Story by Connor Wallace

Due to advances in technology the idea that there isn’t a need for newspapers has become a common perception.  On Monday, Oct. 24, a panel of experts at the Hinckley Institute of Politics discussed the changes in technology and how those changes will affect journalism.

The guests speaking were Nancy Conway, Mark Jurkowitz and Clark Gilbert.  Conway is the editor of the Salt Lake Tribune, Jurkowitz is part of the Pew Research Center and Clark Gilbert is a publisher for Gilbert of Deseret News Publishing.  Conway responded to a question regarding the importance of online newspapers by saying “more information is better. We’d be hypocrites if we didn’t think that.”

Clark Gilbert did say that it’s going to be harder for newspapers to do the same amount of work with fewer resources.  He explained that people are “a click away from the best.”
His meaning with this statement is that for the longest time newspapers tried to do many things well in reporting or covering stories in many areas; however now with the Internet people are one click away from finding a story that is more in depth and has more information and resources to cover a certain story. The reason being is there are sites that specialize in a specific topic.

According to Mark Jurkowitz, legacy media are producing the majority of the content because they have bigger newsrooms and more reporters.  The problem is that smaller websites and newspapers are providing the content and reporting the story.  This means that these smaller companies are doing all of the work and not getting paid for it.  This has spurred a debate for whether these smaller media companies should start charging people for the information that they provide.

It was also brought up that not only should the companies that retrieve the content charge their readership but also the legacy companies that are taking the story and putting it on their website.  On the other side these smaller companies also realize that the legacy companies are putting their stories on a larger stage.
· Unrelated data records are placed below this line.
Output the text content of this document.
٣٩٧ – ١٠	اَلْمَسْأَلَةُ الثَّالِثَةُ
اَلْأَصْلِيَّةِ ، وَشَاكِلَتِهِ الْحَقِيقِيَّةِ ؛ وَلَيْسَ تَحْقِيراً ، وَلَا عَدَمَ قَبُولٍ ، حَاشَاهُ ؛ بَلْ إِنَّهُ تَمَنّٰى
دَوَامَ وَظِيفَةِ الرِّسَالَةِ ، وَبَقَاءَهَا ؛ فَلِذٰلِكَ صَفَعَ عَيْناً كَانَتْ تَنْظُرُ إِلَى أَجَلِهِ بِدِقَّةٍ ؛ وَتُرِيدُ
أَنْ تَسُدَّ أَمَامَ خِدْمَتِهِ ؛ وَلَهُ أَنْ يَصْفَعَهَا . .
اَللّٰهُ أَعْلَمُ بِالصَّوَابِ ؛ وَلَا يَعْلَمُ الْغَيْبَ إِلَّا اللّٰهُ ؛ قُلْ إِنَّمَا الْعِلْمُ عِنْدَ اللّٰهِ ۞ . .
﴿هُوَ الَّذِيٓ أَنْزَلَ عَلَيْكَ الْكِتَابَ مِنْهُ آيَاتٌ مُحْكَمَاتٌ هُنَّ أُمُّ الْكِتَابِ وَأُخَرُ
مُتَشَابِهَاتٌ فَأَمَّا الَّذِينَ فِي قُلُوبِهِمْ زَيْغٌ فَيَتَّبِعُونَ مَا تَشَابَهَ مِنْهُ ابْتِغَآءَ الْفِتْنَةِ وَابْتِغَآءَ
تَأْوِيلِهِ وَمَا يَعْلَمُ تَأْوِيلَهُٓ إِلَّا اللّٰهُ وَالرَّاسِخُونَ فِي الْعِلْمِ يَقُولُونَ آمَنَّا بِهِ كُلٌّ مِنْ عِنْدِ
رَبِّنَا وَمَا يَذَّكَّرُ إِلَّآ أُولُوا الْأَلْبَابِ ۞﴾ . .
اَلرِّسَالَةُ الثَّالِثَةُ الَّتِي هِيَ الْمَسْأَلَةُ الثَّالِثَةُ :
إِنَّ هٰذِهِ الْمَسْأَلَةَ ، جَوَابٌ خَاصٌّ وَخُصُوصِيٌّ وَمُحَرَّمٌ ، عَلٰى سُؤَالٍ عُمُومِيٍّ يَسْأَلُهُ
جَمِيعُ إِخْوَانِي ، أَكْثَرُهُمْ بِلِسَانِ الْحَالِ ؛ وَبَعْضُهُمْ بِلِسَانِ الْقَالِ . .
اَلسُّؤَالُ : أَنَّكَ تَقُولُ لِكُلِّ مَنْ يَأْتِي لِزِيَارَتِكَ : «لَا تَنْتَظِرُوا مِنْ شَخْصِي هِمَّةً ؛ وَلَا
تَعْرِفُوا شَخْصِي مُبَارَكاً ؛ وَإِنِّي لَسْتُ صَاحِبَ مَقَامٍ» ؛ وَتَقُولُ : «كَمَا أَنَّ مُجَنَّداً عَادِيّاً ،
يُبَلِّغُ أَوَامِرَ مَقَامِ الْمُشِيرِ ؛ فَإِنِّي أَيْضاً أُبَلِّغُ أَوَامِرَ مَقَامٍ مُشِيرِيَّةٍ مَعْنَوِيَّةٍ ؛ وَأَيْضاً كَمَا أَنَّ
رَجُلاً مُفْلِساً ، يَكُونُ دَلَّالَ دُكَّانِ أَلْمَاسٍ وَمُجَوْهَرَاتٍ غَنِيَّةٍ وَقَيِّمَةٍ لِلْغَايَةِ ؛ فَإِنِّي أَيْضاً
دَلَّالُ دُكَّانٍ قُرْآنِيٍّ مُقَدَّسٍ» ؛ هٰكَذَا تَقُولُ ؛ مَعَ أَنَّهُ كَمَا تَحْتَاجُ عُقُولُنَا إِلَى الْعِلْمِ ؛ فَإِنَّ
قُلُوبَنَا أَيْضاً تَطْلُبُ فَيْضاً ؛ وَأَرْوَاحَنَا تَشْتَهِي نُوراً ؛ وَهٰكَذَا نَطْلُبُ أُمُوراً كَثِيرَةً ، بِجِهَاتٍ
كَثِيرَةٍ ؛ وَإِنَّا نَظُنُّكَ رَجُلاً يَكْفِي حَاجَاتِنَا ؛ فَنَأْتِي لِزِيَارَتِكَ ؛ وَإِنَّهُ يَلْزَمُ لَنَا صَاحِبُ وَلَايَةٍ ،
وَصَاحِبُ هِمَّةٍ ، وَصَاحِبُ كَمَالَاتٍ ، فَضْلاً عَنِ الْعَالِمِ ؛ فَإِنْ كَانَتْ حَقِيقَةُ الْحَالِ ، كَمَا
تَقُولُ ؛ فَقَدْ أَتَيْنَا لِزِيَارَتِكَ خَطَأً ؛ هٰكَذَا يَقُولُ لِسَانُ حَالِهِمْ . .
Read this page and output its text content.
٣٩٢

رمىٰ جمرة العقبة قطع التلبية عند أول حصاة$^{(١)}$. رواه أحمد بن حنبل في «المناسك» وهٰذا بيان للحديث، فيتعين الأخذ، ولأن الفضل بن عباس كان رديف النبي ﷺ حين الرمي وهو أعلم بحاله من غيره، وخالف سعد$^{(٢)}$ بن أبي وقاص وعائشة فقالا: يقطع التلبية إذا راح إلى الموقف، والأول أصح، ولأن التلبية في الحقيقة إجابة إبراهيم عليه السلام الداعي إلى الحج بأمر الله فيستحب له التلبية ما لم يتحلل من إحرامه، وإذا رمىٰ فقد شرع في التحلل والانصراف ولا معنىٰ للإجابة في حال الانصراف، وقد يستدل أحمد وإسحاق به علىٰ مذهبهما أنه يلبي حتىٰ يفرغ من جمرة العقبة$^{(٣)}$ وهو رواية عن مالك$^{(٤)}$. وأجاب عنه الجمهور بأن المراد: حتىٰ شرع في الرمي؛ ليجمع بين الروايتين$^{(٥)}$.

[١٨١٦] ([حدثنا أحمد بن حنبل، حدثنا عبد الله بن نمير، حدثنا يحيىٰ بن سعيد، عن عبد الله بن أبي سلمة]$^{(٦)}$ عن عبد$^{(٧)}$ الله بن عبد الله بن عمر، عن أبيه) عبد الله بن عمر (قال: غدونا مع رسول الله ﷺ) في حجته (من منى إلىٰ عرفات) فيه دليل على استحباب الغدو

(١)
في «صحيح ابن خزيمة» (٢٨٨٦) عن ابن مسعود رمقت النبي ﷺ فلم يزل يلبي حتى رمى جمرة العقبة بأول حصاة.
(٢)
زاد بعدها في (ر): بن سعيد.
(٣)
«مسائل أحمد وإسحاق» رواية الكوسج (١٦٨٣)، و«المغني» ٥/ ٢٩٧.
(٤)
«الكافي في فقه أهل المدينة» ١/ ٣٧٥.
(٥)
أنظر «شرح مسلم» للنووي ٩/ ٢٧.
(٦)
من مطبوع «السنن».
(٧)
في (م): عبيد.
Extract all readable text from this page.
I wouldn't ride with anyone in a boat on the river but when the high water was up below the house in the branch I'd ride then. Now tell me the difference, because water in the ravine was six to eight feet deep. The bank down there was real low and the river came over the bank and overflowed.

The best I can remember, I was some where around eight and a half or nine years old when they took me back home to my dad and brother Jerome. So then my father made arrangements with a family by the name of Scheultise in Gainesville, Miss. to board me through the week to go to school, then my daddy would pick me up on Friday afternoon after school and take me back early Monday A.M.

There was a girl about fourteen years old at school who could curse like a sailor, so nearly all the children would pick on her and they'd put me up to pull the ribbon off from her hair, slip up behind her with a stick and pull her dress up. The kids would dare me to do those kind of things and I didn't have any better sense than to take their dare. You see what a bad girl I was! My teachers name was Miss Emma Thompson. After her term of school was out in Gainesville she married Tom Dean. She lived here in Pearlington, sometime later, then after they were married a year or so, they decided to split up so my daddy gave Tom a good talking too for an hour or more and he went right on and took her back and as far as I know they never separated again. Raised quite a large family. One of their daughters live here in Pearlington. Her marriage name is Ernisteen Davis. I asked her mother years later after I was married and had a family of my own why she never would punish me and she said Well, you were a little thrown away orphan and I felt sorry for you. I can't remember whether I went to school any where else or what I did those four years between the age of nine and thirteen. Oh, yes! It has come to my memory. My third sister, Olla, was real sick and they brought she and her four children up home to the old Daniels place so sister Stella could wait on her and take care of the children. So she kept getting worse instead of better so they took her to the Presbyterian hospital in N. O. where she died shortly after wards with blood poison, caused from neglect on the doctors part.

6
Conway pointed out that “the newspaper itself is far from dead.”  She continued to say that the Salt Lake Tribune is gaining readership not only through the online medium but also in print as well.  Conway explained the increase in readership is because the Tribune does have a legacy and people trust the content that the paper puts out.  According to Conway, “The Salt Lake Tribune is serving more readers now than it ever has.”

While there has been a drop off in the number of people relying on print media, journalism is thriving and reaching new readership through online newspapers and by maintaining their older readership through print news.  According to Jurkowitz, “The media doesn’t have an audience problem, it has a revenue problem.”  He explains that the problem is how to “monetize” the online aspect of newspapers.  While the medium may change, people reading the news won’t.